Ich bin dann mal weg…


Gelson Fernandes ist bestens gelaunt an jenem Nachmittag in Feusisberg, als er sich mit einigen Kollegen in einer Art Vor-Vorbereitungs-WM-Camp in Feusisberg die Beine ausschütteln darf. Und er erzählt, wie sehr er nach all den vielen Ungewissheiten der vergangenen Jahre, verbunden mit vielen Wechseln, endlich bei einem Club angekommen ist, der ihm rundum zusagt. Der SC Freiburg sage ihm zu, von der Grösse des Clubs, über die Philosophie des Trainers bis hin zu den Teamkollegen. Nichts, aber auch gar nichts, deutete in jenen Minuten des Gesprächs darauf hin, dass nach der WM alles wieder anders sein wird. Gelson hat nur einen Teileinsatz geleistet in Brasilien, im Achtelfinal gegen Argentinien kam er nach rund einer Stunde aufs Feld, um das Schweizer Gefüge zu stabilisieren. Er, als Torschütze gegen den späteren Weltmeister Spanien noch 2010 der Schweizer WM-Held, spielte in Brasilien nicht die tragende Rolle. Seine Qualitäten sind aber immerhin so geschätzt und gefragt, dass Stade Rennes aus der französischen Ligue 1 sich entschloss ein Angebot zu unterbreiten.
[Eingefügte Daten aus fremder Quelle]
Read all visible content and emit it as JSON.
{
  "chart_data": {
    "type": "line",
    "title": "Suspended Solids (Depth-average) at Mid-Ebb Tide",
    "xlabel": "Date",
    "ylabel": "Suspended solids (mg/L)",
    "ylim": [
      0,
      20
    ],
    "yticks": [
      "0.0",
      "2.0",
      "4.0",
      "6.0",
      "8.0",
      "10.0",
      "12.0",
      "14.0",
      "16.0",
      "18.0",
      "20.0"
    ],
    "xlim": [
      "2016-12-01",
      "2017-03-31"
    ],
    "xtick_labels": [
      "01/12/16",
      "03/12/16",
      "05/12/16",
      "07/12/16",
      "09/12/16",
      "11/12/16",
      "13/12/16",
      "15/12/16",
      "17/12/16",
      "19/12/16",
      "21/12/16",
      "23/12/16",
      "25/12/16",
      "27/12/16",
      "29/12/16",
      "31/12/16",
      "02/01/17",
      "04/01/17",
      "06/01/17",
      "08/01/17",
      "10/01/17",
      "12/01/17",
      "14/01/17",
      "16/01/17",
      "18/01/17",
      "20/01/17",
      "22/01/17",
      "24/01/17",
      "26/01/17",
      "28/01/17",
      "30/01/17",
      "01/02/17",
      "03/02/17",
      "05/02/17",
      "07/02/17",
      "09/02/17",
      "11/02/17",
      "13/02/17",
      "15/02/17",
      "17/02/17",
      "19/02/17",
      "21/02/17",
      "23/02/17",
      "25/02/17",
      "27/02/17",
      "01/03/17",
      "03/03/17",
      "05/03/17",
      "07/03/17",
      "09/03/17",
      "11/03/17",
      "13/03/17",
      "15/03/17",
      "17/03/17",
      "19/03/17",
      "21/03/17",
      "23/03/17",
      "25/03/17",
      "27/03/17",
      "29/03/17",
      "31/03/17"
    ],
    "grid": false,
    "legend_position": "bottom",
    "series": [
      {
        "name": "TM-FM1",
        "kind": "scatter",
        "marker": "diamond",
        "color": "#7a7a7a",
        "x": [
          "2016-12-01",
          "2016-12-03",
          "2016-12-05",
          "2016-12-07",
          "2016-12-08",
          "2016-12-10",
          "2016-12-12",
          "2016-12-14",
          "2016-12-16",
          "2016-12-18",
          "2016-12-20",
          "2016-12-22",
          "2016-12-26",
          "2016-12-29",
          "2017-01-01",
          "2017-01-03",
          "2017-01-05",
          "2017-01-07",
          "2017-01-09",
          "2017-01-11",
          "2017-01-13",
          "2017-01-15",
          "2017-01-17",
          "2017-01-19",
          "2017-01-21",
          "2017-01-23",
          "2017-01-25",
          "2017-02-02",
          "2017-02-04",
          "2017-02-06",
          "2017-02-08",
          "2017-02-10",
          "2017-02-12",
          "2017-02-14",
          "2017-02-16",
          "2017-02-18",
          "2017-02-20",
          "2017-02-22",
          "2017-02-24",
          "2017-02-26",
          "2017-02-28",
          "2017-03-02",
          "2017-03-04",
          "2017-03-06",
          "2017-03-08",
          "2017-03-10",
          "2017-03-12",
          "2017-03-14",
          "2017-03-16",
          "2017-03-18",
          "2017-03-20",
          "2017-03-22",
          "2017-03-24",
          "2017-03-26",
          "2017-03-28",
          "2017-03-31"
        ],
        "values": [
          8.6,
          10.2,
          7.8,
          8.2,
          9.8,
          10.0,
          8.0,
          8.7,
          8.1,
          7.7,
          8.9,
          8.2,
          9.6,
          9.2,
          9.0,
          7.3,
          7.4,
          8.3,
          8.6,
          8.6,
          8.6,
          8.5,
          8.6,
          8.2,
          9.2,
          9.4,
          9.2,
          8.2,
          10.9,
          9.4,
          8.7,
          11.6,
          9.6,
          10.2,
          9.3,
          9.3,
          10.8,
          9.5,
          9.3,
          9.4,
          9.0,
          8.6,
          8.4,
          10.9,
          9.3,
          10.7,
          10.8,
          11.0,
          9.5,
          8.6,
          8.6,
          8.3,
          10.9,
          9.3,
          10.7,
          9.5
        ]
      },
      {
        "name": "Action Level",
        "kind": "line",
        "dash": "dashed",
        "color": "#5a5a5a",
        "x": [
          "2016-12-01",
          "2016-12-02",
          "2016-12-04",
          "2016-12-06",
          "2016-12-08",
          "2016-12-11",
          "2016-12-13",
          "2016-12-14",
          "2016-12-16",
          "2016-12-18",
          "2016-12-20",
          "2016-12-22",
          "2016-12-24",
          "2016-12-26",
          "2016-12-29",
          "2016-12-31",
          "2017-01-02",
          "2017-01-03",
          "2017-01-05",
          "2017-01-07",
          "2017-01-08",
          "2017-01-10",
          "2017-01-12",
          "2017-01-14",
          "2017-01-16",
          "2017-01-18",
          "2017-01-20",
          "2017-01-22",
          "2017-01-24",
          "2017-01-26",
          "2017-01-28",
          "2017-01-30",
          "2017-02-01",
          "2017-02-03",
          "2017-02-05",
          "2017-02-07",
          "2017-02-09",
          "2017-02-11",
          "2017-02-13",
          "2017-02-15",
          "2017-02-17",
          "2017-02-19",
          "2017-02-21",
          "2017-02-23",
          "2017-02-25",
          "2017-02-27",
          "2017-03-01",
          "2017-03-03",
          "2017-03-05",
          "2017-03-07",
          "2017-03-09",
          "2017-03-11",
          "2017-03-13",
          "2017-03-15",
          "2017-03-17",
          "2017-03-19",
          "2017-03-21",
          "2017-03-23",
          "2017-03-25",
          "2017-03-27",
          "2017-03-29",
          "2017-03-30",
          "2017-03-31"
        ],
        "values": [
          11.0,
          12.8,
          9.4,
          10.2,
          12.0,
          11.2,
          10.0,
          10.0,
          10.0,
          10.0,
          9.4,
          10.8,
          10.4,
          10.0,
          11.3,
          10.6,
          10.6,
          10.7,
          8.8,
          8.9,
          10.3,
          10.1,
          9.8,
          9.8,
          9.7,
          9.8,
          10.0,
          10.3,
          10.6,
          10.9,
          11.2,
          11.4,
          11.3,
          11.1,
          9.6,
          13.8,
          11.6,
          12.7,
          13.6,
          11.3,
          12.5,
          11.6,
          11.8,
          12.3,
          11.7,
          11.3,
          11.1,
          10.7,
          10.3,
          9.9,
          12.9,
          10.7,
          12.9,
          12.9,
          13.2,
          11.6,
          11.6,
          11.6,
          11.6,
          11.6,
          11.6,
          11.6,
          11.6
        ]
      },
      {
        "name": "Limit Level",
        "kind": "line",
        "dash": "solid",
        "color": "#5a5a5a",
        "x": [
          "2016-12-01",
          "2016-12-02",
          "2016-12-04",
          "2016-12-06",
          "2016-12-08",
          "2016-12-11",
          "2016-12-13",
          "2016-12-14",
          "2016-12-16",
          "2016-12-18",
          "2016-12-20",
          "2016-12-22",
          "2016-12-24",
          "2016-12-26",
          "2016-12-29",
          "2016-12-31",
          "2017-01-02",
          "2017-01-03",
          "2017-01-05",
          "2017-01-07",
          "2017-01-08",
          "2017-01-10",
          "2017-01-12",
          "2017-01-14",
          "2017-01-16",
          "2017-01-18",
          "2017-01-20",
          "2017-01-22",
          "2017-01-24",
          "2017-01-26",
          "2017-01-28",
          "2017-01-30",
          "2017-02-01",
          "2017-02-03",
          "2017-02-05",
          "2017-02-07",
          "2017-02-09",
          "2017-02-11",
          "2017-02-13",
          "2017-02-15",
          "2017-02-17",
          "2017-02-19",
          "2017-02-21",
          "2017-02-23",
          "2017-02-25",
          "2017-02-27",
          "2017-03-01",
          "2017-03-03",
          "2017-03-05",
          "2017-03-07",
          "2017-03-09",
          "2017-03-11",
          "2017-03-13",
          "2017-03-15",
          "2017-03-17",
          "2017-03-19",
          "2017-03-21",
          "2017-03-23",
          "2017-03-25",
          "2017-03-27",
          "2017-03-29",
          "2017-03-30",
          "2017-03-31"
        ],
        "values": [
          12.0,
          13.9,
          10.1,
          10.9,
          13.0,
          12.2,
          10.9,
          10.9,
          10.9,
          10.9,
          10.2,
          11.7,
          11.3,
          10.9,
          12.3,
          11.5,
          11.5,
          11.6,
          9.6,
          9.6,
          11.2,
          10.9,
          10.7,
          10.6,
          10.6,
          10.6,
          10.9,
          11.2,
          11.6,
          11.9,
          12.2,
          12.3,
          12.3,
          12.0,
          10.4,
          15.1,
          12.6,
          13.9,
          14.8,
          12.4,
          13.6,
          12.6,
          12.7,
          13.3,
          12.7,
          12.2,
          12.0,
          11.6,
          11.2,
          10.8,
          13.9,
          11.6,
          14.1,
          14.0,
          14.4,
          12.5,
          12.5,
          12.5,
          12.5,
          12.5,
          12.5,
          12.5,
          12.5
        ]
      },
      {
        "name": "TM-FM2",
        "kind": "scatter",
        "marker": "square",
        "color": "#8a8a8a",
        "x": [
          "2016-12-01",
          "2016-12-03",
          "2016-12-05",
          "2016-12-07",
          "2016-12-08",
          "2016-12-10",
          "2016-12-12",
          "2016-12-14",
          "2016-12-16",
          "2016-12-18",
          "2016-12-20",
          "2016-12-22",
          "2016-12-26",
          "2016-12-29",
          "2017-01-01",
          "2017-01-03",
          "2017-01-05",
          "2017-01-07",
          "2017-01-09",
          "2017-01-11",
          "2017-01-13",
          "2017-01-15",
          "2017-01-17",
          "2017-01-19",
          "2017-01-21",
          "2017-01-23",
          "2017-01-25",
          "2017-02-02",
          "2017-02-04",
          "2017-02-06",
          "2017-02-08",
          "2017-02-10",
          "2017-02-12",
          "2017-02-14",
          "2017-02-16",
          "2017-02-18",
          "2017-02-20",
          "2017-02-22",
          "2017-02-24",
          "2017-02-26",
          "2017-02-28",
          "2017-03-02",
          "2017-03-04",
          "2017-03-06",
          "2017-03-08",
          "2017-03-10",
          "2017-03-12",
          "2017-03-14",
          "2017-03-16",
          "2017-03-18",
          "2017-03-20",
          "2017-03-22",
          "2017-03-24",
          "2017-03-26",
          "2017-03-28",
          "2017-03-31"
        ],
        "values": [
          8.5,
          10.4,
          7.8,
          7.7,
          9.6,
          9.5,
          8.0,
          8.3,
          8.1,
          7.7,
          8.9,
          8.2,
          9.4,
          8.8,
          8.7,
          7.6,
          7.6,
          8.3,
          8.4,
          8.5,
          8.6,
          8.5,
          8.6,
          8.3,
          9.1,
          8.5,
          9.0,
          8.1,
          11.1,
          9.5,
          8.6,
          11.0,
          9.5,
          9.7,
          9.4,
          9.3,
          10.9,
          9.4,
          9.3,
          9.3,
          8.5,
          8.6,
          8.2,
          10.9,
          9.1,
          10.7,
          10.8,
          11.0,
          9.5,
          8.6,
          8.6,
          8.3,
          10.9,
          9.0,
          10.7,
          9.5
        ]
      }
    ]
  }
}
Ein Angebot, das „zu gut war, um es abzulehnen“, wie Gelson in „20 Minuten“ sagt.

Für den Mann mit dem buckeligen Stil, für den Dauerläufer im Mittelfeld, hiess es also wieder einmal: Koffern packen. Obwohl, vielleicht hat er sich in den letzten Jahren dieses Ritual ja abgewöhnt. Er packt vielleicht nur noch das nötigste aus, den Rest lässt er gleich in den Zügelkisten. Man weiss ja nie, wohin einen das Fussballerleben in ein paar Monaten treiben wird. Bei Gelson ist es seit seinem Weggang vom FC Sion im Sommer 2007 nun der neunte Verein in sieben Jahren. Das ergibt eine Wechselquote, die weit über der Torquote des Schweizer Rekordtorschützen Alex Frei (0,5) liegt. Dabei war die Saison in Freiburg zuletzt eine der wenigen, in denen Gelson Fernandes mehr oder minder durchspielen durfte. Im Breisgau, in dem sie für gewöhnlich für sachlich-nüchterne Planung bekannt sind, mussten sie resigniert feststellen, dass „der Spieler plötzlich unbedingt wegwollte“. Anzeichen dafür hatte man offenbar auch im Süden Deutschlands keine erkannt.

Wechsel geschehen in der Regel aus zwei Beweggründen: man ist am einen Ort unzufrieden und sucht eine neue Chance. Oder es stehen wirtschaftliche Gründe im Hintergrund. Bei Gelson Fernandes waren es zuletzt oft Situationen, in denen er sich sportlich neu zu orientieren hatte. Dieser Wechsel nun aber hat monetäre Ansätze. Die Frage ist, was letztlich glücklicher macht. Spieler mit hohen Wechselquoten sind selten für beständige Entwicklungen bekannt. Reto Ziegler ist dafür ein klares Beispiel. Er bringt es in seiner Karriere auf 14 verschiedene Clubs. Seit er 2011 nach dreieinhalb guten Jahren Sampdoria Genua verlassen hat, spielte er schon wieder für vier verschiedene Clubs, Juventus Turin, dem er eigentlich angehört, ist hier nicht einmal eingerechnet, weil der Club den Linksverteidiger stets nur ausgeliehen hat. Auch jetzt, im August 2014, ist die Zukunft Zieglers wieder einmal ungewiss. Im Nationalteam hat er im Zuge seiner Wechselmütigkeit den Stammplatz längst an Ricardo Rodriguez verloren.